"Bloodchild" and Other Stories Metaphors and Similes

"Bloodchild" and Other Stories Metaphors and Similes


The comparison inherent in the simile is an excellent tool for efficiently describing movement that might otherwise be difficult to portray. In science fiction, especially, similes are a powerful tool:

But when she moved that way, twisting, hurling herself into controlled falls, landing running, she seemed not only boneless, but aquatic—something swimming through the air as though it were water.”


The simile is also effective for conveying emotions; or the lack of an ability to control them.

“How much more time and energy are you going to waste resenting her?”

“As little as possible,” I said. “I can’t quite turn it off like a water faucet though.”


Some people speak in metaphors all the time. Others are much less robust with their figurative imagery. Either extreme can make the use of a metaphorical image more powerful, but what is important to remember is that dialogue and conversation can be a shortcut for characters to intensely express themselves in a way that gets right to the core of the matter:

I won’t be a puppet. I won’t be controlled”
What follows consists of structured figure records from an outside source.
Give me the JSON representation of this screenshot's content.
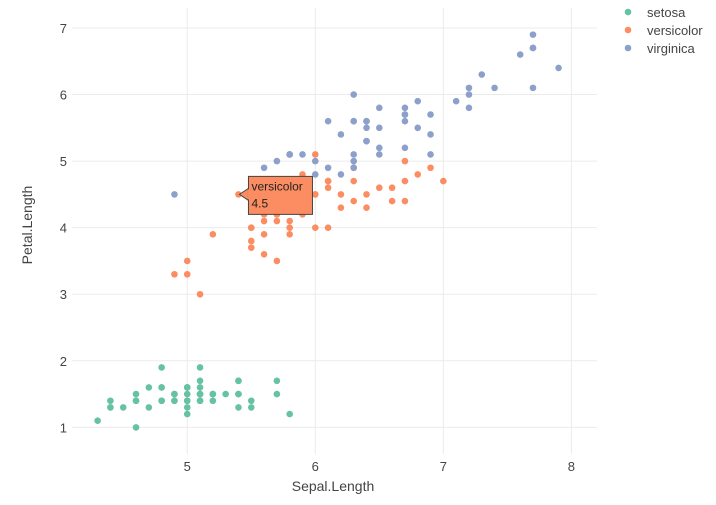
{
  "chart_data": {
    "type": "scatter",
    "title": "",
    "xlabel": "Sepal.Length",
    "ylabel": "Petal.Length",
    "xlim": [
      4.1,
      8.2
    ],
    "ylim": [
      0.6,
      7.3
    ],
    "xticks": [
      5,
      6,
      7,
      8
    ],
    "yticks": [
      1,
      2,
      3,
      4,
      5,
      6,
      7
    ],
    "grid": true,
    "legend": "top-right",
    "series": [
      {
        "name": "setosa",
        "color": "#66c2a5",
        "points": [
          [
            5.1,
            1.4
          ],
          [
            4.9,
            1.4
          ],
          [
            4.7,
            1.3
          ],
          [
            4.6,
            1.5
          ],
          [
            5.0,
            1.4
          ],
          [
            5.4,
            1.7
          ],
          [
            4.6,
            1.4
          ],
          [
            5.0,
            1.5
          ],
          [
            4.4,
            1.4
          ],
          [
            4.9,
            1.5
          ],
          [
            5.4,
            1.5
          ],
          [
            4.8,
            1.6
          ],
          [
            4.8,
            1.4
          ],
          [
            4.3,
            1.1
          ],
          [
            5.8,
            1.2
          ],
          [
            5.7,
            1.5
          ],
          [
            5.4,
            1.3
          ],
          [
            5.1,
            1.4
          ],
          [
            5.7,
            1.7
          ],
          [
            5.1,
            1.5
          ],
          [
            5.4,
            1.7
          ],
          [
            5.1,
            1.5
          ],
          [
            4.6,
            1.0
          ],
          [
            5.1,
            1.7
          ],
          [
            4.8,
            1.9
          ],
          [
            5.0,
            1.6
          ],
          [
            5.0,
            1.6
          ],
          [
            5.2,
            1.5
          ],
          [
            5.2,
            1.4
          ],
          [
            4.7,
            1.6
          ],
          [
            4.8,
            1.6
          ],
          [
            5.4,
            1.5
          ],
          [
            5.2,
            1.5
          ],
          [
            5.5,
            1.4
          ],
          [
            4.9,
            1.5
          ],
          [
            5.0,
            1.2
          ],
          [
            5.5,
            1.3
          ],
          [
            4.9,
            1.4
          ],
          [
            4.4,
            1.3
          ],
          [
            5.1,
            1.5
          ],
          [
            5.0,
            1.3
          ],
          [
            4.5,
            1.3
          ],
          [
            4.4,
            1.3
          ],
          [
            5.0,
            1.6
          ],
          [
            5.1,
            1.9
          ],
          [
            4.8,
            1.4
          ],
          [
            5.1,
            1.6
          ],
          [
            4.6,
            1.4
          ],
          [
            5.3,
            1.5
          ],
          [
            5.0,
            1.4
          ]
        ]
      },
      {
        "name": "versicolor",
        "color": "#fc8d62",
        "points": [
          [
            7.0,
            4.7
          ],
          [
            6.4,
            4.5
          ],
          [
            6.9,
            4.9
          ],
          [
            5.5,
            4.0
          ],
          [
            6.5,
            4.6
          ],
          [
            5.7,
            4.5
          ],
          [
            6.3,
            4.7
          ],
          [
            4.9,
            3.3
          ],
          [
            6.6,
            4.6
          ],
          [
            5.2,
            3.9
          ],
          [
            5.0,
            3.5
          ],
          [
            5.9,
            4.2
          ],
          [
            6.0,
            4.0
          ],
          [
            6.1,
            4.7
          ],
          [
            5.6,
            3.6
          ],
          [
            6.7,
            4.4
          ],
          [
            5.6,
            4.5
          ],
          [
            5.8,
            4.1
          ],
          [
            6.2,
            4.5
          ],
          [
            5.6,
            3.9
          ],
          [
            5.9,
            4.8
          ],
          [
            6.1,
            4.0
          ],
          [
            6.3,
            4.9
          ],
          [
            6.1,
            4.7
          ],
          [
            6.4,
            4.3
          ],
          [
            6.6,
            4.4
          ],
          [
            6.8,
            4.8
          ],
          [
            6.7,
            5.0
          ],
          [
            6.0,
            4.5
          ],
          [
            5.7,
            3.5
          ],
          [
            5.5,
            3.8
          ],
          [
            5.5,
            3.7
          ],
          [
            5.8,
            3.9
          ],
          [
            6.0,
            5.1
          ],
          [
            5.4,
            4.5
          ],
          [
            6.0,
            4.5
          ],
          [
            6.7,
            4.7
          ],
          [
            6.3,
            4.4
          ],
          [
            5.6,
            4.1
          ],
          [
            5.5,
            4.0
          ],
          [
            5.5,
            4.4
          ],
          [
            6.1,
            4.6
          ],
          [
            5.8,
            4.0
          ],
          [
            5.0,
            3.3
          ],
          [
            5.6,
            4.2
          ],
          [
            5.7,
            4.2
          ],
          [
            5.7,
            4.2
          ],
          [
            6.2,
            4.3
          ],
          [
            5.1,
            3.0
          ],
          [
            5.7,
            4.1
          ]
        ]
      },
      {
        "name": "virginica",
        "color": "#8da0cb",
        "points": [
          [
            6.3,
            6.0
          ],
          [
            5.8,
            5.1
          ],
          [
            7.1,
            5.9
          ],
          [
            6.3,
            5.6
          ],
          [
            6.5,
            5.8
          ],
          [
            7.6,
            6.6
          ],
          [
            4.9,
            4.5
          ],
          [
            7.3,
            6.3
          ],
          [
            6.7,
            5.8
          ],
          [
            7.2,
            6.1
          ],
          [
            6.5,
            5.1
          ],
          [
            6.4,
            5.3
          ],
          [
            6.8,
            5.5
          ],
          [
            5.7,
            5.0
          ],
          [
            5.8,
            5.1
          ],
          [
            6.4,
            5.3
          ],
          [
            6.5,
            5.5
          ],
          [
            7.7,
            6.7
          ],
          [
            7.7,
            6.9
          ],
          [
            6.0,
            5.0
          ],
          [
            6.9,
            5.7
          ],
          [
            5.6,
            4.9
          ],
          [
            7.7,
            6.7
          ],
          [
            6.3,
            4.9
          ],
          [
            6.7,
            5.7
          ],
          [
            7.2,
            6.0
          ],
          [
            6.2,
            4.8
          ],
          [
            6.1,
            4.9
          ],
          [
            6.4,
            5.6
          ],
          [
            7.2,
            5.8
          ],
          [
            7.4,
            6.1
          ],
          [
            7.9,
            6.4
          ],
          [
            6.4,
            5.6
          ],
          [
            6.3,
            5.1
          ],
          [
            6.1,
            5.6
          ],
          [
            7.7,
            6.1
          ],
          [
            6.3,
            5.6
          ],
          [
            6.4,
            5.5
          ],
          [
            6.0,
            4.8
          ],
          [
            6.9,
            5.4
          ],
          [
            6.7,
            5.6
          ],
          [
            6.9,
            5.1
          ],
          [
            5.8,
            5.1
          ],
          [
            6.8,
            5.9
          ],
          [
            6.7,
            5.7
          ],
          [
            6.7,
            5.2
          ],
          [
            6.3,
            5.0
          ],
          [
            6.5,
            5.2
          ],
          [
            6.2,
            5.4
          ],
          [
            5.9,
            5.1
          ]
        ]
      }
    ],
    "hover": {
      "series": "versicolor",
      "value": "4.5",
      "x": 5.4,
      "y": 4.5
    }
  }
}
The use of an animal to make a comparison is often exploited for the purpose of simile. By contrasting human behavior with animal behavior, the deviance from the norm can be easily heightened:

“Today’s children gathered books as well as wood to be burned as fuel. They ran through the streets chasing one another and hooting like chimpanzees. They had no future. They were now all they would ever be.”

Obsession and Archery

Metaphorical imagery can also be especially obliging for the purpose of comparing two things that appear to be completely unrelated to each other in any way. Like, for instance, obsessiveness and shooting arrows at a target:

“I saw positive obsession as a way of aiming yourself, your life, at your chosen target. Decide what you want. Aim high. Go for it.”